These are the final responses I got from Microsoft. Apparently, I had different expectations on how a slot would work and a different interpretation of what the docs said.
The operation about not scaling out when the queue length exceeds the limits should be expected. As our official document mentioned, for consumption plan, the slot scales as the function app scales.
It means that even when the staging slot votes to add workers, the backend won’t allocate new works due to the Production Slot will decide on the number of workers.
Reference: https://learn.microsoft.com/en-us/azure/azure-functions/functions-deployment-slots#scaling
And a follow-up:
Hope below explanations are helpful.
- Production and other slots were running as independent instances of the Function App meaning that they would scale independently as if each instance was separate Function App.

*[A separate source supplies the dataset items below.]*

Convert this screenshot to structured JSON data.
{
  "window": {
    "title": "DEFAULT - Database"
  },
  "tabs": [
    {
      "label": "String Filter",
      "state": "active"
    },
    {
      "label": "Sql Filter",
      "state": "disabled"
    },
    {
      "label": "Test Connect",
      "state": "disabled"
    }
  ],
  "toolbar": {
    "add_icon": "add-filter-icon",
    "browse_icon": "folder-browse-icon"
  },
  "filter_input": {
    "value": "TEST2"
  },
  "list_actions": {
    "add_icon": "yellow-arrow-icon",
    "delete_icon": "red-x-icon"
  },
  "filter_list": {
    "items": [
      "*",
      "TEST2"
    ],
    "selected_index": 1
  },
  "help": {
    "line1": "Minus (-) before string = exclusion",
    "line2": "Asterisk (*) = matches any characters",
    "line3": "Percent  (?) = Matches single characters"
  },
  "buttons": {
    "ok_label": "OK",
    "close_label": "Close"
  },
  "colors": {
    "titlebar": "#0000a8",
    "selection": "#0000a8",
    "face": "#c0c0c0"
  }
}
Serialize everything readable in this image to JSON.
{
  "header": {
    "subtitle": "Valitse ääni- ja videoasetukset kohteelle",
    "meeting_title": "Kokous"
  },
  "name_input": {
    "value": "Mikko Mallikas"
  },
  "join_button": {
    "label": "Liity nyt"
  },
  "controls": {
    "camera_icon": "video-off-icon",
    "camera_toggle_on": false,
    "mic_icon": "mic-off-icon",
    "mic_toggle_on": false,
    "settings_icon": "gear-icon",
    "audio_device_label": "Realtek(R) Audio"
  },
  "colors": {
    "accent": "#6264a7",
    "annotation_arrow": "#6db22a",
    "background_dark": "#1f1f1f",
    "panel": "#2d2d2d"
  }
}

Based on our practical experience, the staging and production slots are running on the same app service plan by default. Of course, we can change the app service plan for the staging slots, however, this feature is not supported for Consumption Plan.

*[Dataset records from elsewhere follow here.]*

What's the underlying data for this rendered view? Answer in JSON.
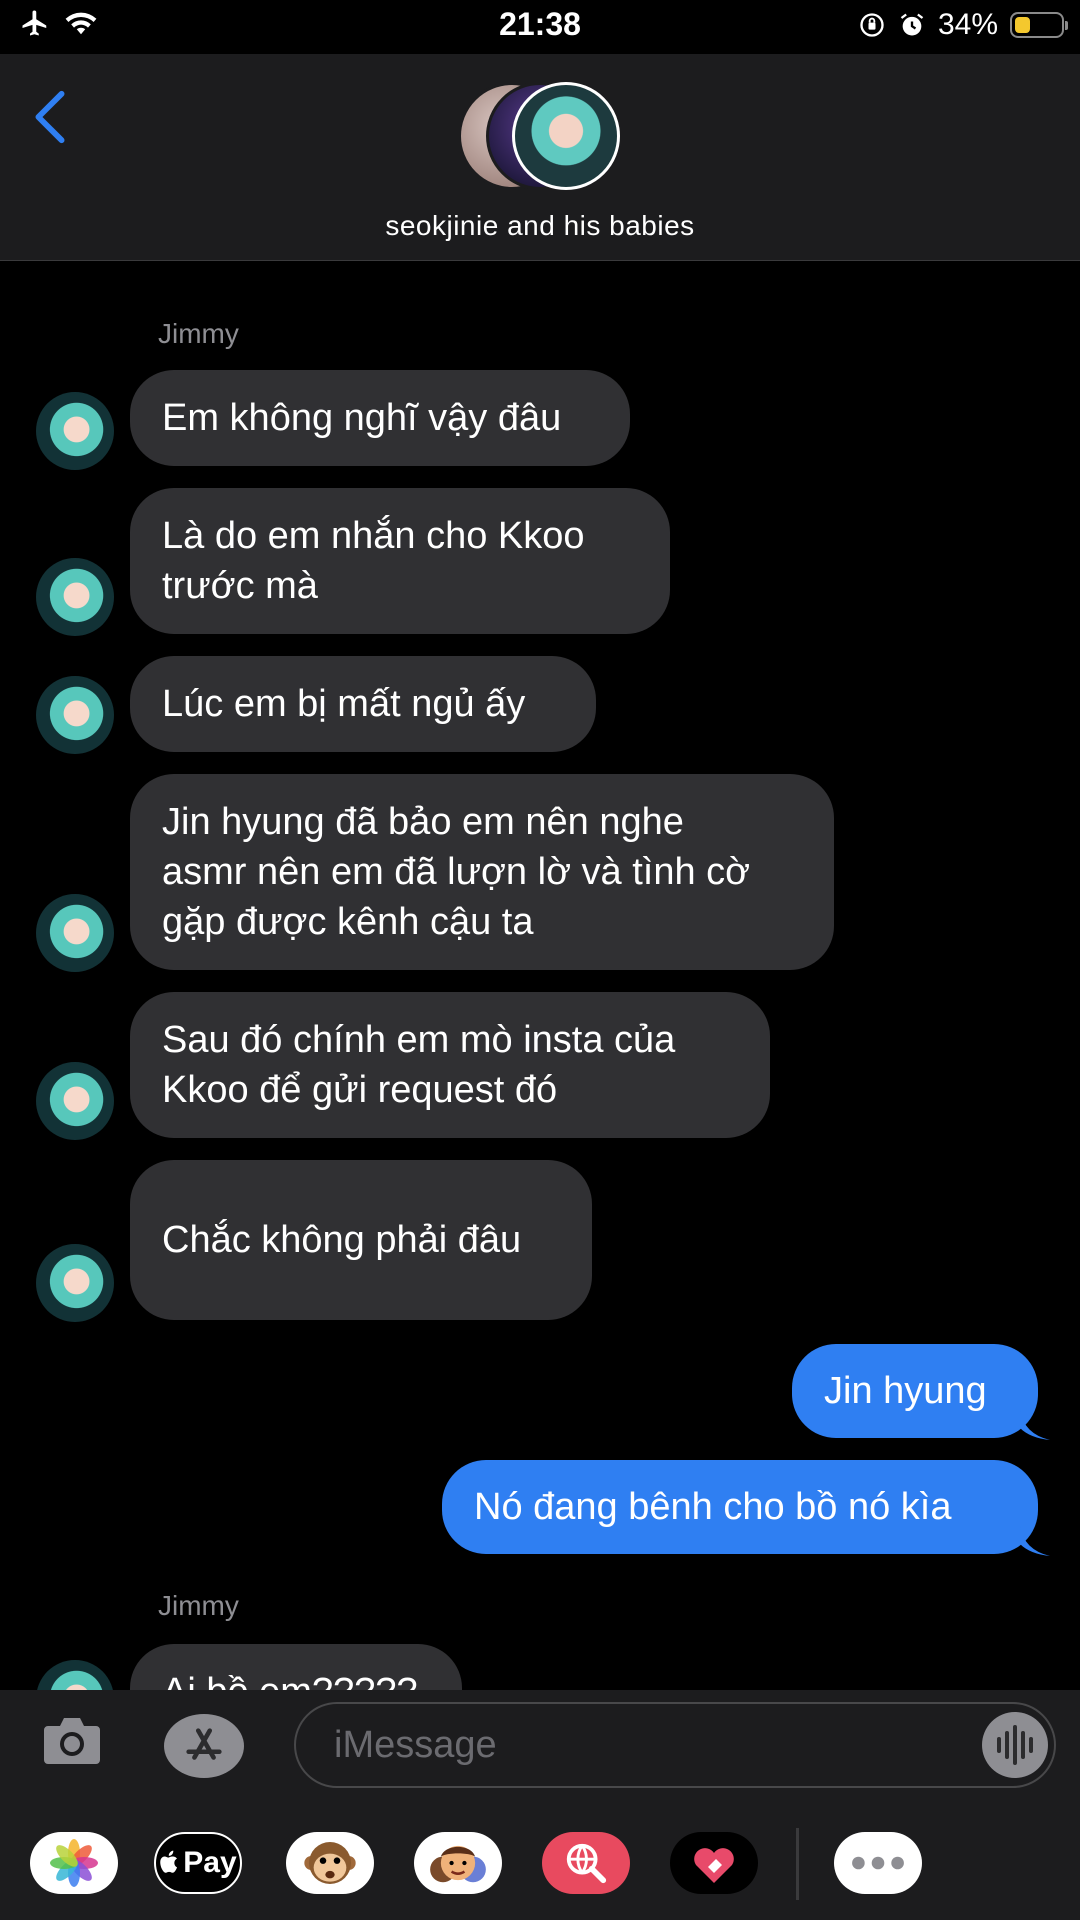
{
  "status_bar": {
    "time": "21:38",
    "battery_percent": "34%",
    "battery_level": 0.34
  },
  "header": {
    "group_name": "seokjinie and his babies"
  },
  "messages": [
    {
      "sender": "Jimmy"
    },
    {
      "text": "Em không nghĩ vậy đâu"
    },
    {
      "text": "Là do em nhắn cho Kkoo\ntrước mà"
    },
    {
      "text": "Lúc em bị mất ngủ ấy"
    },
    {
      "text": "Jin hyung đã bảo em nên nghe\nasmr nên em đã lượn lờ và tình cờ\ngặp được kênh cậu ta"
    },
    {
      "text": "Sau đó chính em mò insta của\nKkoo để gửi request đó"
    },
    {
      "text": "Chắc không phải đâu"
    },
    {
      "text": "Jin hyung"
    },
    {
      "text": "Nó đang bênh cho bồ nó kìa"
    },
    {
      "sender": "Jimmy"
    },
    {
      "text": "Ai bồ em?????"
    }
  ],
  "input": {
    "placeholder": "iMessage"
  },
  "app_drawer": [
    {
      "icon": "photos-app-icon"
    },
    {
      "icon": "apple-pay-icon",
      "label": "Pay"
    },
    {
      "icon": "animoji-monkey-icon"
    },
    {
      "icon": "memoji-icon"
    },
    {
      "icon": "web-search-icon"
    },
    {
      "icon": "digital-touch-icon"
    },
    {
      "icon": "more-apps-icon"
    }
  ],
  "colors": {
    "sent_bubble": "#2f7ff2",
    "received_bubble": "#303033",
    "back_arrow": "#2f7ff2"
  }
}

In this situation, these slots are sharing the resources of one App Service Plan. For example, if there're 4 instances hosting the production slot, the staging slots will still run on these 4 instances and they will scale together.- “All slots scale to the same number of workers as the production slot.”
Yes, this point has been verified by our product team.
For Consumption plan, the slot scales as the function app scales. For App Service plans, the app scales to a fixed number of workers. Slots run on the same number of workers as the app plan.
I swapped over to the Production slot and the Function App started to scale.